Alleine schon um niemals in diese Situation zu kommen, empfehle ich mindestens halbjährlich ein sogenanntes „Großes Mitarbeitergespräch“ um einem Mitarbeiter meine subjektive Sicht der Dinge mitzuteilen und seine Sicht zu erfahren. Nur so kann sich ein annähernd objektives Bild ergeben. Ich hinterfrage auch immer sein Gefühl der Gerechtigkeit. Nur so, um im Zweifel zu wissen, in welcher Richtung es Handlungsbedarf gilt.

Vielleicht muss ich etwas tun, um den Output des anderen zu erhöhen oder den empfundenen Input des anderen aus meiner Sicht zu bewerten.

Egal wie Sie es tun: Seien Sie also sensibel, wenn ein Mitarbeiter mit dem Wunsch einer Gehaltserhöhung kommt.

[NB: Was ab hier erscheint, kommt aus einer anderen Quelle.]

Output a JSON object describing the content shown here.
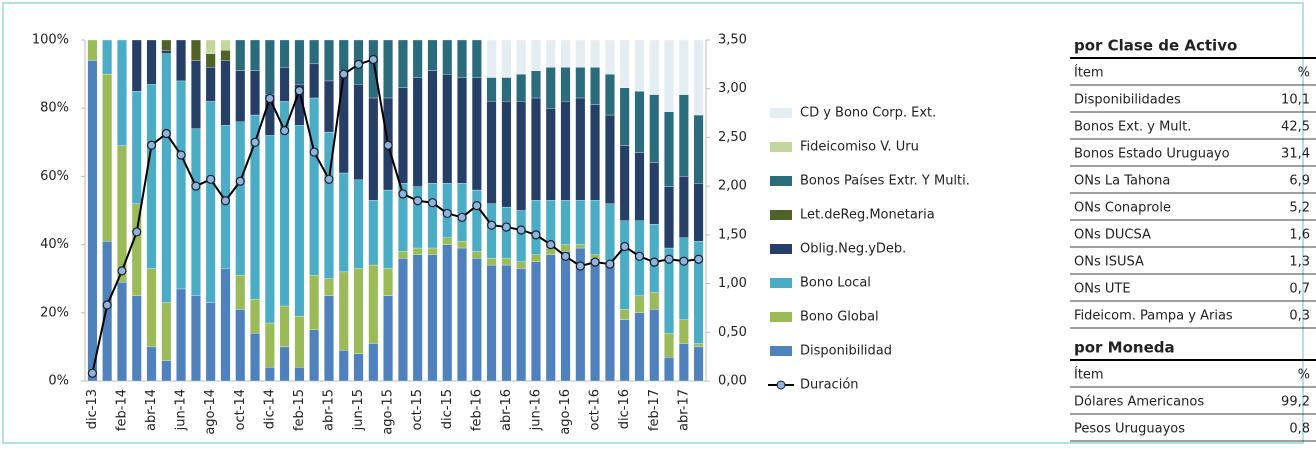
{
  "chart_data": {
    "type": "bar",
    "categories": [
      "dic-13",
      null,
      "feb-14",
      null,
      "abr-14",
      null,
      "jun-14",
      null,
      "ago-14",
      null,
      "oct-14",
      null,
      "dic-14",
      null,
      "feb-15",
      null,
      "abr-15",
      null,
      "jun-15",
      null,
      "ago-15",
      null,
      "oct-15",
      null,
      "dic-15",
      null,
      "feb-16",
      null,
      "abr-16",
      null,
      "jun-16",
      null,
      "ago-16",
      null,
      "oct-16",
      null,
      "dic-16",
      null,
      "feb-17",
      null,
      "abr-17",
      null
    ],
    "stacked": true,
    "ylim": [
      0,
      100
    ],
    "yticks": [
      {
        "value": 0,
        "label": "0%"
      },
      {
        "value": 20,
        "label": "20%"
      },
      {
        "value": 40,
        "label": "40%"
      },
      {
        "value": 60,
        "label": "60%"
      },
      {
        "value": 80,
        "label": "80%"
      },
      {
        "value": 100,
        "label": "100%"
      }
    ],
    "y2lim": [
      0,
      3.5
    ],
    "y2ticks": [
      {
        "value": 0,
        "label": "0,00"
      },
      {
        "value": 0.5,
        "label": "0,50"
      },
      {
        "value": 1,
        "label": "1,00"
      },
      {
        "value": 1.5,
        "label": "1,50"
      },
      {
        "value": 2,
        "label": "2,00"
      },
      {
        "value": 2.5,
        "label": "2,50"
      },
      {
        "value": 3,
        "label": "3,00"
      },
      {
        "value": 3.5,
        "label": "3,50"
      }
    ],
    "series": [
      {
        "name": "Disponibilidad",
        "color": "#4f81bd",
        "values": [
          94,
          41,
          29,
          25,
          10,
          6,
          27,
          25,
          23,
          33,
          21,
          14,
          4,
          10,
          4,
          15,
          25,
          9,
          8,
          11,
          25,
          36,
          37,
          37,
          40,
          39,
          36,
          34,
          34,
          33,
          35,
          37,
          38,
          39,
          36,
          34,
          18,
          20,
          21,
          7,
          11,
          10
        ]
      },
      {
        "name": "Bono Global",
        "color": "#9bbb59",
        "values": [
          6,
          49,
          40,
          27,
          23,
          17,
          0,
          0,
          0,
          0,
          10,
          10,
          13,
          12,
          15,
          16,
          5,
          23,
          25,
          23,
          8,
          2,
          2,
          2,
          2,
          2,
          2,
          2,
          2,
          2,
          2,
          2,
          2,
          1,
          1,
          1,
          3,
          5,
          5,
          7,
          7,
          1
        ]
      },
      {
        "name": "Bono Local",
        "color": "#4bacc6",
        "values": [
          0,
          10,
          31,
          33,
          54,
          73,
          61,
          49,
          59,
          42,
          45,
          54,
          55,
          60,
          56,
          52,
          43,
          29,
          26,
          19,
          23,
          20,
          18,
          19,
          16,
          17,
          18,
          16,
          15,
          15,
          16,
          14,
          13,
          13,
          16,
          17,
          26,
          22,
          20,
          25,
          24,
          30
        ]
      },
      {
        "name": "Oblig.Neg.yDeb.",
        "color": "#253f66",
        "values": [
          0,
          0,
          0,
          15,
          13,
          1,
          12,
          20,
          10,
          19,
          15,
          13,
          12,
          10,
          12,
          10,
          15,
          30,
          28,
          30,
          27,
          28,
          32,
          33,
          32,
          31,
          33,
          30,
          31,
          32,
          30,
          27,
          29,
          30,
          28,
          26,
          22,
          20,
          18,
          18,
          18,
          17
        ]
      },
      {
        "name": "Let.deReg.Monetaria",
        "color": "#4f6228",
        "values": [
          0,
          0,
          0,
          0,
          0,
          3,
          0,
          6,
          4,
          3,
          0,
          0,
          0,
          0,
          0,
          0,
          0,
          0,
          0,
          0,
          0,
          0,
          0,
          0,
          0,
          0,
          0,
          0,
          0,
          0,
          0,
          0,
          0,
          0,
          0,
          0,
          0,
          0,
          0,
          0,
          0,
          0
        ]
      },
      {
        "name": "Bonos Países Extr. Y Multi.",
        "color": "#2a6b7c",
        "values": [
          0,
          0,
          0,
          0,
          0,
          0,
          0,
          0,
          0,
          0,
          9,
          9,
          16,
          8,
          13,
          7,
          12,
          9,
          13,
          17,
          17,
          14,
          11,
          9,
          10,
          11,
          11,
          7,
          7,
          8,
          8,
          12,
          10,
          9,
          11,
          12,
          17,
          18,
          20,
          22,
          24,
          20
        ]
      },
      {
        "name": "Fideicomiso V. Uru",
        "color": "#c3d69b",
        "values": [
          0,
          0,
          0,
          0,
          0,
          0,
          0,
          0,
          4,
          3,
          0,
          0,
          0,
          0,
          0,
          0,
          0,
          0,
          0,
          0,
          0,
          0,
          0,
          0,
          0,
          0,
          0,
          0,
          0,
          0,
          0,
          0,
          0,
          0,
          0,
          0,
          0,
          0,
          0,
          0,
          0,
          0
        ]
      },
      {
        "name": "CD y Bono Corp. Ext.",
        "color": "#e4eef2",
        "values": [
          0,
          0,
          0,
          0,
          0,
          0,
          0,
          0,
          0,
          0,
          0,
          0,
          0,
          0,
          0,
          0,
          0,
          0,
          0,
          0,
          0,
          0,
          0,
          0,
          0,
          0,
          0,
          11,
          11,
          10,
          9,
          8,
          8,
          8,
          8,
          10,
          14,
          15,
          16,
          21,
          16,
          22
        ]
      },
      {
        "name": "Duración",
        "color": "#000000",
        "marker_color": "#8db3e2",
        "type": "line",
        "axis": "y2",
        "values": [
          0.08,
          0.78,
          1.13,
          1.53,
          2.42,
          2.54,
          2.32,
          2.0,
          2.07,
          1.85,
          2.05,
          2.45,
          2.9,
          2.57,
          2.98,
          2.35,
          2.07,
          3.15,
          3.25,
          3.3,
          2.42,
          1.92,
          1.85,
          1.83,
          1.72,
          1.68,
          1.8,
          1.6,
          1.58,
          1.55,
          1.5,
          1.4,
          1.28,
          1.18,
          1.22,
          1.2,
          1.38,
          1.28,
          1.22,
          1.25,
          1.23,
          1.25
        ]
      }
    ],
    "legend": "right"
  },
  "table": {
    "sections": [
      {
        "title": "por Clase de Activo",
        "header": [
          "Ítem",
          "%"
        ],
        "rows": [
          [
            "Disponibilidades",
            "10,1"
          ],
          [
            "Bonos Ext. y Mult.",
            "42,5"
          ],
          [
            "Bonos Estado Uruguayo",
            "31,4"
          ],
          [
            "ONs La Tahona",
            "6,9"
          ],
          [
            "ONs Conaprole",
            "5,2"
          ],
          [
            "ONs DUCSA",
            "1,6"
          ],
          [
            "ONs ISUSA",
            "1,3"
          ],
          [
            "ONs UTE",
            "0,7"
          ],
          [
            "Fideicom. Pampa y Arias",
            "0,3"
          ]
        ]
      },
      {
        "title": "por Moneda",
        "header": [
          "Ítem",
          "%"
        ],
        "rows": [
          [
            "Dólares Americanos",
            "99,2"
          ],
          [
            "Pesos Uruguayos",
            "0,8"
          ]
        ]
      }
    ]
  }
}
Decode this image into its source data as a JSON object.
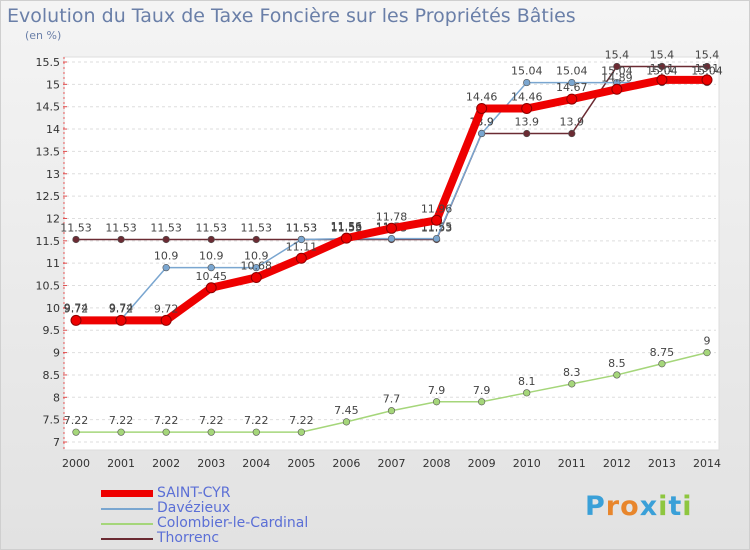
{
  "title": "Evolution du Taux de Taxe Foncière sur les Propriétés Bâties",
  "unit_label": "(en %)",
  "brand": {
    "letters": [
      "P",
      "r",
      "o",
      "x",
      "i",
      "t",
      "i"
    ],
    "colors": [
      "#3aa0d8",
      "#e8862c",
      "#e8862c",
      "#3aa0d8",
      "#8ec63f",
      "#3aa0d8",
      "#8ec63f"
    ]
  },
  "chart_data": {
    "type": "line",
    "x": [
      "2000",
      "2001",
      "2002",
      "2003",
      "2004",
      "2005",
      "2006",
      "2007",
      "2008",
      "2009",
      "2010",
      "2011",
      "2012",
      "2013",
      "2014"
    ],
    "ylim": [
      7,
      15.5
    ],
    "yticks": [
      "7",
      "7.5",
      "8",
      "8.5",
      "9",
      "9.5",
      "10",
      "10.5",
      "11",
      "11.5",
      "12",
      "12.5",
      "13",
      "13.5",
      "14",
      "14.5",
      "15",
      "15.5"
    ],
    "grid": true,
    "series": [
      {
        "name": "Thorrenc",
        "color": "#6b2b33",
        "values": [
          11.53,
          11.53,
          11.53,
          11.53,
          11.53,
          11.53,
          11.53,
          11.53,
          11.53,
          13.9,
          13.9,
          13.9,
          15.4,
          15.4,
          15.4
        ],
        "labels": [
          "11.53",
          "11.53",
          "11.53",
          "11.53",
          "11.53",
          "11.53",
          "11.53",
          "11.53",
          "11.53",
          "13.9",
          "13.9",
          "13.9",
          "15.4",
          "15.4",
          "15.4"
        ]
      },
      {
        "name": "Colombier-le-Cardinal",
        "color": "#a5d67a",
        "values": [
          7.22,
          7.22,
          7.22,
          7.22,
          7.22,
          7.22,
          7.45,
          7.7,
          7.9,
          7.9,
          8.1,
          8.3,
          8.5,
          8.75,
          9
        ],
        "labels": [
          "7.22",
          "7.22",
          "7.22",
          "7.22",
          "7.22",
          "7.22",
          "7.45",
          "7.7",
          "7.9",
          "7.9",
          "8.1",
          "8.3",
          "8.5",
          "8.75",
          "9"
        ]
      },
      {
        "name": "Davézieux",
        "color": "#7aa6d0",
        "values": [
          9.74,
          9.74,
          10.9,
          10.9,
          10.9,
          11.53,
          11.55,
          11.55,
          11.55,
          13.9,
          15.04,
          15.04,
          15.04,
          15.04,
          15.04
        ],
        "labels": [
          "9.74",
          "9.74",
          "10.9",
          "10.9",
          "10.9",
          "11.53",
          "11.55",
          "11.55",
          "11.55",
          "13.9",
          "15.04",
          "15.04",
          "15.04",
          "15.04",
          "15.04"
        ]
      },
      {
        "name": "SAINT-CYR",
        "color": "#ee0000",
        "values": [
          9.72,
          9.72,
          9.72,
          10.45,
          10.68,
          11.11,
          11.56,
          11.78,
          11.96,
          14.46,
          14.46,
          14.67,
          14.89,
          15.1,
          15.1
        ],
        "labels": [
          "9.72",
          "9.72",
          "9.72",
          "10.45",
          "10.68",
          "11.11",
          "11.56",
          "11.78",
          "11.96",
          "14.46",
          "14.46",
          "14.67",
          "14.89",
          "15.1",
          "15.1"
        ]
      }
    ],
    "legend": [
      "SAINT-CYR",
      "Davézieux",
      "Colombier-le-Cardinal",
      "Thorrenc"
    ]
  }
}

Vielleicht hat er vor für eine „gerechte Entlohnung“ zu kämpfen!

Ich freue mich wie immer auf Ihre Meinung!

Herzliche Grüße

Ihr

Heiko Banaszak

post scriptum:

Die Theorie ist übrigens nicht von mir sondern von J. Stacy Adams aus den 60er Jahren und ist mir beim Hören dieses „Tipps“ wieder ins Gedächtnis gekommen. Meiner Meinung nach ist das eine der Theorien mit der höchsten Praxisrelevanz und der dafür doch sehr geringen Bekanntheit. Dies hoffe ich mit diesem Blogbeitrag etwas entgegengewirkt zu haben.